Il en est de même pour l'Art : les académies, comme les salons ont été tardivement ouvertes aux femmes. Les grands musées nationaux commencent tout juste à célébrer dans de grandes rétrospectives les talents féminins. Et quand ils le font ce n'est pas toujours très heureux. Je pense par exemple à l'exposition Pionnières au Musée de Luxembourg à l'été 2022 qui m'avait apparu davantage comme un catalogue rapide d'oeuvres de femmes autour des années 30-30 sans réelle analyse. Et lorsqu'une femme expose, produit son art, sa littérature, sa peinture, il serait intéressant de voir si l'accueil qui lui est réservé n'est pas plus exigeant qu'il ne le serait face à un artiste homme. 

Les femmes dont je parle tous les jours chez Bonâme, celles dont je m'inspire en permanence pour créer mes vêtements sont faites d'une étoffe singulière. Précipice de verre, condescendance paternaliste ou autres sexismes ordinaires ou injustes, elles ont tout défié, tout bouleversé, tombant et se relevant sans cesse. Dans des époques où il était tellement dur d'exister autrement que dans un carcan social. Parfois sans éclat, parfois avec outrance, parfois avec douceur et discrétion. Parfois même en étant totalement inconscientes de ce qu'elles construisaient car là n'était pas l'enjeu. Leur enjeu à elles était de faire entendre leur art, de créer, parfois juste pour survivre car c'était une question d'oxygène. 

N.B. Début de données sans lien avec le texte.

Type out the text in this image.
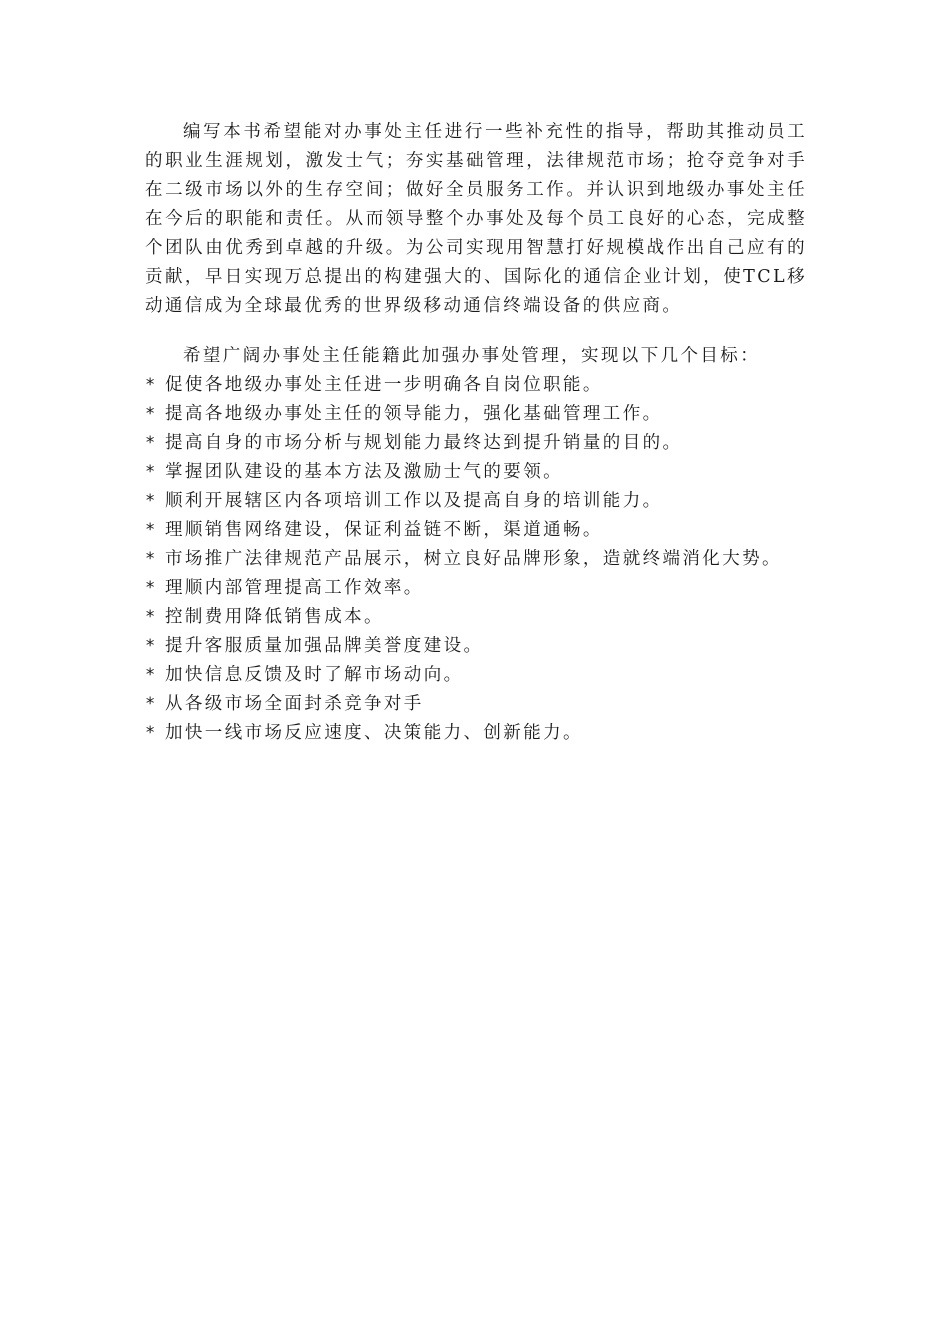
编写本书希望能对办事处主任进行一些补充性的指导，帮助其推动员工的职业生涯规划，激发士气；夯实基础管理，法律规范市场；抢夺竞争对手在二级市场以外的生存空间；做好全员服务工作。并认识到地级办事处主任在今后的职能和责任。从而领导整个办事处及每个员工良好的心态，完成整个团队由优秀到卓越的升级。为公司实现用智慧打好规模战作出自己应有的贡献，早日实现万总提出的构建强大的、国际化的通信企业计划，使TCL移动通信成为全球最优秀的世界级移动通信终端设备的供应商。

希望广阔办事处主任能籍此加强办事处管理，实现以下几个目标：

* 促使各地级办事处主任进一步明确各自岗位职能。
* 提高各地级办事处主任的领导能力，强化基础管理工作。
* 提高自身的市场分析与规划能力最终达到提升销量的目的。
* 掌握团队建设的基本方法及激励士气的要领。
* 顺利开展辖区内各项培训工作以及提高自身的培训能力。
* 理顺销售网络建设，保证利益链不断，渠道通畅。
* 市场推广法律规范产品展示，树立良好品牌形象，造就终端消化大势。
* 理顺内部管理提高工作效率。
* 控制费用降低销售成本。
* 提升客服质量加强品牌美誉度建设。
* 加快信息反馈及时了解市场动向。
* 从各级市场全面封杀竞争对手
* 加快一线市场反应速度、决策能力、创新能力。
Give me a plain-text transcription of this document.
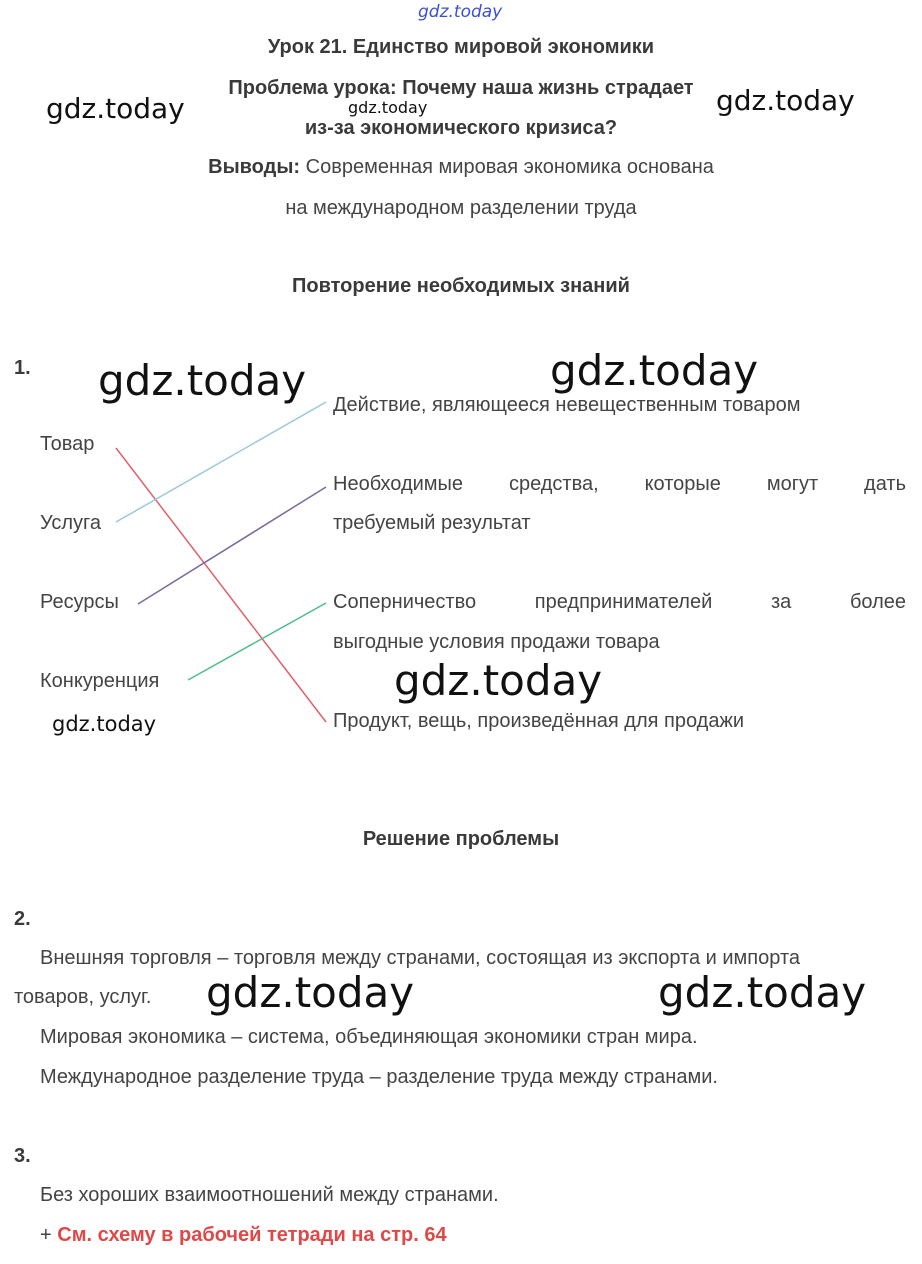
gdz.today
gdz.today	gdz.today	gdz.today
gdz.today	gdz.today
gdz.today
gdz.today
gdz.today	gdz.today
Урок 21. Единство мировой экономики
Проблема урока: Почему наша жизнь страдает
из-за экономического кризиса?
Выводы: Современная мировая экономика основана
на международном разделении труда
Повторение необходимых знаний
1.
Товар
Услуга
Ресурсы
Конкуренция
Действие, являющееся невещественным товаром
Необходимые средства, которые могут дать
требуемый результат
Соперничество предпринимателей за более
выгодные условия продажи товара
Продукт, вещь, произведённая для продажи
Решение проблемы
2.
Внешняя торговля – торговля между странами, состоящая из экспорта и импорта
товаров, услуг.
Мировая экономика – система, объединяющая экономики стран мира.
Международное разделение труда – разделение труда между странами.
3.
Без хороших взаимоотношений между странами.
+ См. схему в рабочей тетради на стр. 64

Qu'elles se nomment Nikki de Saint-Phalle, George Sand, Colette, Suzanne Valadon, Berthe Morisot, Lee Miller, Camille Claudel, Olympe de Gouges, Maria Casares....Depuis le lancement de Bonâme, je parle d'elles, inlassablement, à travers le médium le plus quotidien, le plus universel, le plus éternel qui soit : le vêtement. 

Alors pour présenter mes voeux 2024, plutôt que des formules éculées, je vous propose de venir vous réchauffer au feu créatif de ces femmes, de les écouter, de les admirer, d'observer leur beauté saisissante tant elles habitent le temps, l'espace, nos mémoires conscientes ou inconscientes.